Haben Sie Möglichkeiten und Wege gefunden, trotz der Vorsichtsmaßnahmen, die Sie zu ihrem eigenen Schutz, zum Schutz Ihrer Familie und Freunde und zum Schutz ihres Umfeldes einhalten müssen, Ihre Glauben zu feiern und Gott zu loben und zu preisen?

Rabbi Dratch: „Dies ist der Tag, den der Herr macht; lasst uns freuen und fröhlich an ihm sein.“ (Psalm 118,24). Trotz der Schwierigkeiten und Herausforderungen sind gläubige Menschen dankbar für das Geschenk des Lebens, das Geschenk eines neuen Tages. Durch Beten und das Studieren religiöser Texte habe ich gelernt, mir einen Blickwinkel zu eigen zu machen, der es mir (meistens) ermöglicht, den größeren Zusammenhang der Liebe Gottes zu sehen. Und trotz der Isolationsvorgaben haben wir Möglichkeiten und Wege gefunden, über Videochat, Telefonate und sporadische Treffen unter Einhaltung des notwendigen Abstands mit geliebten Menschen in Kontakt zu bleiben. So schwer es mir fällt, meine Enkelkinder nicht auf den Arm zu nehmen, rufe ich mir immer wieder ins Gedächtnis, dass es für ihre (und meine) Sicherheit und Gesundheit notwendig ist und wir dadurch längerfristig etwas voneinander haben werden.

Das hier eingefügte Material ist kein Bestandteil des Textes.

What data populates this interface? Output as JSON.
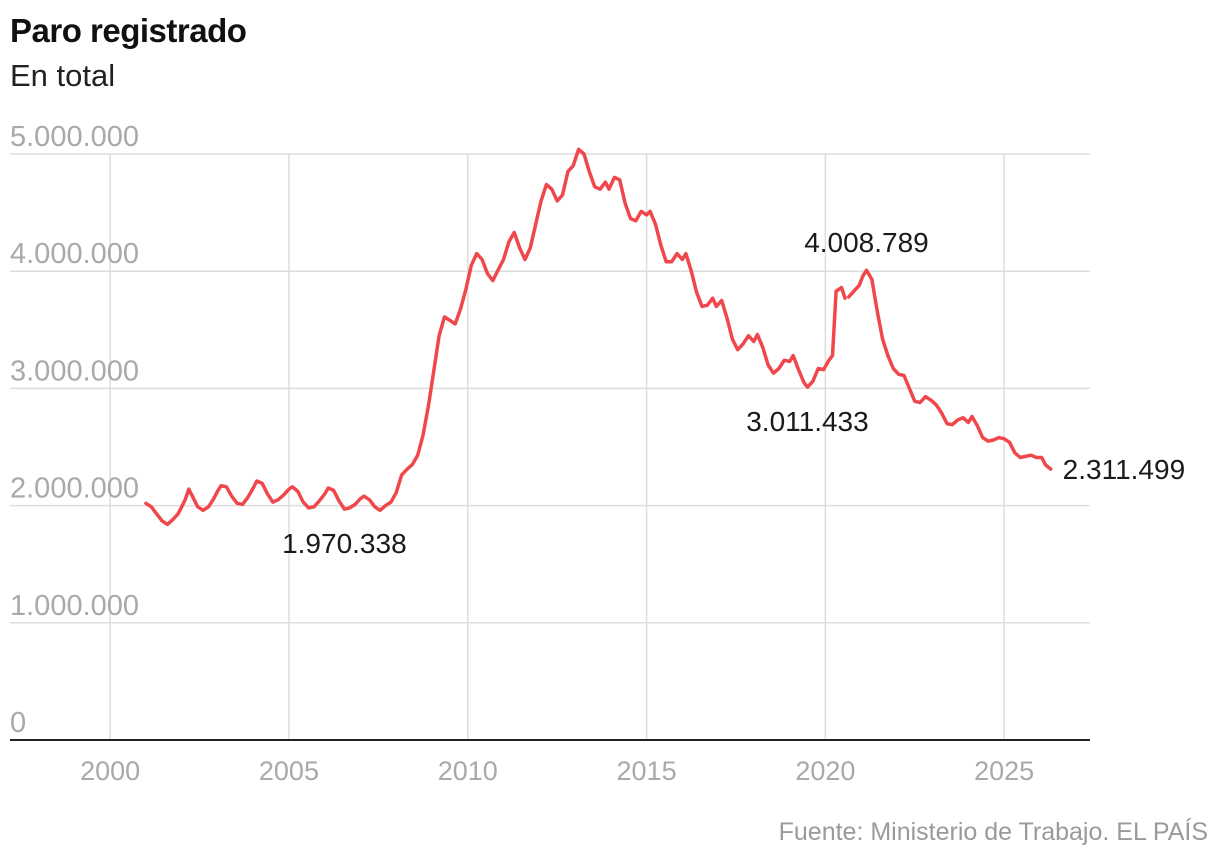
{
  "header": {
    "title": "Paro registrado",
    "subtitle": "En total"
  },
  "footer": {
    "source": "Fuente: Ministerio de Trabajo. EL PAÍS"
  },
  "colors": {
    "series": "#f0474c",
    "grid": "#dddddd",
    "axis": "#222222"
  },
  "chart_data": {
    "type": "line",
    "title": "Paro registrado",
    "subtitle": "En total",
    "xlabel": "",
    "ylabel": "",
    "xlim": [
      1997.2,
      2027.4
    ],
    "ylim": [
      0,
      5000000
    ],
    "grid": true,
    "legend": "none",
    "y_ticks": [
      {
        "value": 0,
        "label": "0"
      },
      {
        "value": 1000000,
        "label": "1.000.000"
      },
      {
        "value": 2000000,
        "label": "2.000.000"
      },
      {
        "value": 3000000,
        "label": "3.000.000"
      },
      {
        "value": 4000000,
        "label": "4.000.000"
      },
      {
        "value": 5000000,
        "label": "5.000.000"
      }
    ],
    "x_ticks": [
      {
        "value": 2000,
        "label": "2000"
      },
      {
        "value": 2005,
        "label": "2005"
      },
      {
        "value": 2010,
        "label": "2010"
      },
      {
        "value": 2015,
        "label": "2015"
      },
      {
        "value": 2020,
        "label": "2020"
      },
      {
        "value": 2025,
        "label": "2025"
      }
    ],
    "series": [
      {
        "values": [
          [
            2001.0,
            2020000
          ],
          [
            2001.15,
            1990000
          ],
          [
            2001.3,
            1930000
          ],
          [
            2001.45,
            1870000
          ],
          [
            2001.6,
            1840000
          ],
          [
            2001.75,
            1880000
          ],
          [
            2001.9,
            1930000
          ],
          [
            2002.0,
            1990000
          ],
          [
            2002.1,
            2050000
          ],
          [
            2002.2,
            2140000
          ],
          [
            2002.3,
            2080000
          ],
          [
            2002.45,
            1990000
          ],
          [
            2002.6,
            1960000
          ],
          [
            2002.75,
            1990000
          ],
          [
            2002.9,
            2060000
          ],
          [
            2003.0,
            2120000
          ],
          [
            2003.1,
            2170000
          ],
          [
            2003.25,
            2160000
          ],
          [
            2003.4,
            2080000
          ],
          [
            2003.55,
            2020000
          ],
          [
            2003.7,
            2010000
          ],
          [
            2003.85,
            2070000
          ],
          [
            2004.0,
            2150000
          ],
          [
            2004.1,
            2210000
          ],
          [
            2004.25,
            2190000
          ],
          [
            2004.4,
            2100000
          ],
          [
            2004.55,
            2030000
          ],
          [
            2004.7,
            2050000
          ],
          [
            2004.85,
            2090000
          ],
          [
            2005.0,
            2140000
          ],
          [
            2005.1,
            2160000
          ],
          [
            2005.25,
            2120000
          ],
          [
            2005.4,
            2030000
          ],
          [
            2005.55,
            1980000
          ],
          [
            2005.7,
            1990000
          ],
          [
            2005.85,
            2040000
          ],
          [
            2006.0,
            2100000
          ],
          [
            2006.1,
            2150000
          ],
          [
            2006.25,
            2130000
          ],
          [
            2006.4,
            2040000
          ],
          [
            2006.55,
            1970338
          ],
          [
            2006.7,
            1980000
          ],
          [
            2006.85,
            2010000
          ],
          [
            2007.0,
            2060000
          ],
          [
            2007.1,
            2080000
          ],
          [
            2007.25,
            2050000
          ],
          [
            2007.4,
            1990000
          ],
          [
            2007.55,
            1960000
          ],
          [
            2007.7,
            2000000
          ],
          [
            2007.85,
            2030000
          ],
          [
            2008.0,
            2110000
          ],
          [
            2008.15,
            2260000
          ],
          [
            2008.3,
            2310000
          ],
          [
            2008.45,
            2350000
          ],
          [
            2008.6,
            2430000
          ],
          [
            2008.75,
            2600000
          ],
          [
            2008.9,
            2850000
          ],
          [
            2009.05,
            3150000
          ],
          [
            2009.2,
            3450000
          ],
          [
            2009.35,
            3610000
          ],
          [
            2009.5,
            3580000
          ],
          [
            2009.65,
            3550000
          ],
          [
            2009.8,
            3680000
          ],
          [
            2009.95,
            3850000
          ],
          [
            2010.1,
            4050000
          ],
          [
            2010.25,
            4150000
          ],
          [
            2010.4,
            4100000
          ],
          [
            2010.55,
            3980000
          ],
          [
            2010.7,
            3920000
          ],
          [
            2010.85,
            4010000
          ],
          [
            2011.0,
            4100000
          ],
          [
            2011.15,
            4250000
          ],
          [
            2011.3,
            4330000
          ],
          [
            2011.45,
            4200000
          ],
          [
            2011.6,
            4100000
          ],
          [
            2011.75,
            4200000
          ],
          [
            2011.9,
            4400000
          ],
          [
            2012.05,
            4600000
          ],
          [
            2012.2,
            4740000
          ],
          [
            2012.35,
            4700000
          ],
          [
            2012.5,
            4600000
          ],
          [
            2012.65,
            4650000
          ],
          [
            2012.8,
            4850000
          ],
          [
            2012.95,
            4900000
          ],
          [
            2013.1,
            5040000
          ],
          [
            2013.25,
            5000000
          ],
          [
            2013.4,
            4850000
          ],
          [
            2013.55,
            4720000
          ],
          [
            2013.7,
            4700000
          ],
          [
            2013.85,
            4760000
          ],
          [
            2013.95,
            4700000
          ],
          [
            2014.1,
            4800000
          ],
          [
            2014.25,
            4780000
          ],
          [
            2014.4,
            4580000
          ],
          [
            2014.55,
            4450000
          ],
          [
            2014.7,
            4430000
          ],
          [
            2014.85,
            4510000
          ],
          [
            2015.0,
            4480000
          ],
          [
            2015.1,
            4510000
          ],
          [
            2015.25,
            4400000
          ],
          [
            2015.4,
            4220000
          ],
          [
            2015.55,
            4080000
          ],
          [
            2015.7,
            4080000
          ],
          [
            2015.85,
            4150000
          ],
          [
            2016.0,
            4100000
          ],
          [
            2016.1,
            4150000
          ],
          [
            2016.25,
            4000000
          ],
          [
            2016.4,
            3820000
          ],
          [
            2016.55,
            3700000
          ],
          [
            2016.7,
            3710000
          ],
          [
            2016.85,
            3770000
          ],
          [
            2016.95,
            3700000
          ],
          [
            2017.1,
            3750000
          ],
          [
            2017.25,
            3600000
          ],
          [
            2017.4,
            3420000
          ],
          [
            2017.55,
            3330000
          ],
          [
            2017.7,
            3380000
          ],
          [
            2017.85,
            3450000
          ],
          [
            2018.0,
            3400000
          ],
          [
            2018.1,
            3460000
          ],
          [
            2018.25,
            3350000
          ],
          [
            2018.4,
            3200000
          ],
          [
            2018.55,
            3130000
          ],
          [
            2018.7,
            3170000
          ],
          [
            2018.85,
            3240000
          ],
          [
            2019.0,
            3230000
          ],
          [
            2019.1,
            3280000
          ],
          [
            2019.25,
            3160000
          ],
          [
            2019.4,
            3050000
          ],
          [
            2019.5,
            3011433
          ],
          [
            2019.65,
            3060000
          ],
          [
            2019.8,
            3170000
          ],
          [
            2019.95,
            3160000
          ],
          [
            2020.1,
            3240000
          ],
          [
            2020.2,
            3280000
          ],
          [
            2020.3,
            3830000
          ],
          [
            2020.45,
            3860000
          ],
          [
            2020.55,
            3770000
          ],
          null,
          [
            2020.65,
            3780000
          ],
          [
            2020.8,
            3830000
          ],
          [
            2020.95,
            3880000
          ],
          [
            2021.05,
            3960000
          ],
          [
            2021.15,
            4008789
          ],
          [
            2021.3,
            3930000
          ],
          [
            2021.45,
            3660000
          ],
          [
            2021.6,
            3420000
          ],
          [
            2021.75,
            3280000
          ],
          [
            2021.9,
            3170000
          ],
          [
            2022.05,
            3120000
          ],
          [
            2022.2,
            3110000
          ],
          [
            2022.35,
            3000000
          ],
          [
            2022.5,
            2890000
          ],
          [
            2022.65,
            2880000
          ],
          [
            2022.8,
            2930000
          ],
          [
            2022.95,
            2900000
          ],
          [
            2023.1,
            2860000
          ],
          [
            2023.25,
            2790000
          ],
          [
            2023.4,
            2700000
          ],
          [
            2023.55,
            2690000
          ],
          [
            2023.7,
            2730000
          ],
          [
            2023.85,
            2750000
          ],
          [
            2024.0,
            2710000
          ],
          [
            2024.1,
            2760000
          ],
          [
            2024.25,
            2680000
          ],
          [
            2024.4,
            2580000
          ],
          [
            2024.55,
            2550000
          ],
          [
            2024.7,
            2560000
          ],
          [
            2024.85,
            2580000
          ],
          [
            2025.0,
            2570000
          ],
          [
            2025.15,
            2540000
          ],
          [
            2025.3,
            2450000
          ],
          [
            2025.45,
            2410000
          ],
          [
            2025.6,
            2420000
          ],
          [
            2025.75,
            2430000
          ],
          [
            2025.9,
            2410000
          ],
          [
            2026.05,
            2410000
          ],
          [
            2026.15,
            2350000
          ],
          [
            2026.3,
            2311499
          ]
        ]
      }
    ],
    "annotations": [
      {
        "x": 2006.55,
        "y": 1970338,
        "label": "1.970.338",
        "position": "below"
      },
      {
        "x": 2021.15,
        "y": 4008789,
        "label": "4.008.789",
        "position": "above"
      },
      {
        "x": 2019.5,
        "y": 3011433,
        "label": "3.011.433",
        "position": "below"
      },
      {
        "x": 2026.3,
        "y": 2311499,
        "label": "2.311.499",
        "position": "right"
      }
    ]
  }
}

Was mich unter anderem am meisten beflügelt und inspiriert hat, ist der große Wunsch vieler Menschen in meinem Umfeld, gemeinsam zu beten und religiöse Rituale in der Gemeinschaft zu zelebrieren, und weil das aktuell aber nicht möglich ist, wollen sie wissen, wie sie die Feinheiten und Details unserer religiösen Praktiken unter Beachtung der derzeitigen Beschränkungen trotzdem einhalten können. Bekannte rabbinische Gelehrte haben schon viel dazu geschrieben und sich aus ihrer Weisheit eines Gelehrten heraus, mit religiösem Engagement und vor allem mit viel Sensibilität und Fingerspitzengefühl mit einer Vielzahl von Fragen beschäftigt.

Wie können wir beim Ökumenischen Rat der Kirchen Sie dabei unterstützen, Hass und Bigotterie zu verhindern und zu stoppen? Wofür können wir für Sie beten?

Rabbi Dratch: Wir alle können Hass und Bigotterie verhindern und stoppen, indem wir mehr übereinander lernen: Wer sind wir als Menschen, wer sind wir als religiöse Seelen, was ist unser Glaube und wir leben wir diesen, was motiviert uns und treibt uns in unserer Hingabe an Gott, in unserem Engagement für unseren Glauben, für unser Volk und unsere Geschichte an? Wofür Sie beten können? Die Tochter von Rabbi Abraham Joshua Heschel, Dr. Susannah Heschel, sagte einmal: „Als er 1965 aus Selma nach Hause zurückkam, schrieb mein Vater: ‚Für viele von uns war der Marsch von Selma nach Montgomery Protest und Gebet zugleich. Die Beine sind keine Lippen und wenn ich marschiere, knie ich nicht nieder. Und dennoch sangen unsere Beine Lieder. Selbst ohne Worte war unser Marsch ein Gottesdienst. Ich hatte das Gefühl, mit den Beinen zu beten.‘“ Lassen Sie uns, uns gemeinsam auf den Weg machen, um eine erlöste Welt zu schaffen.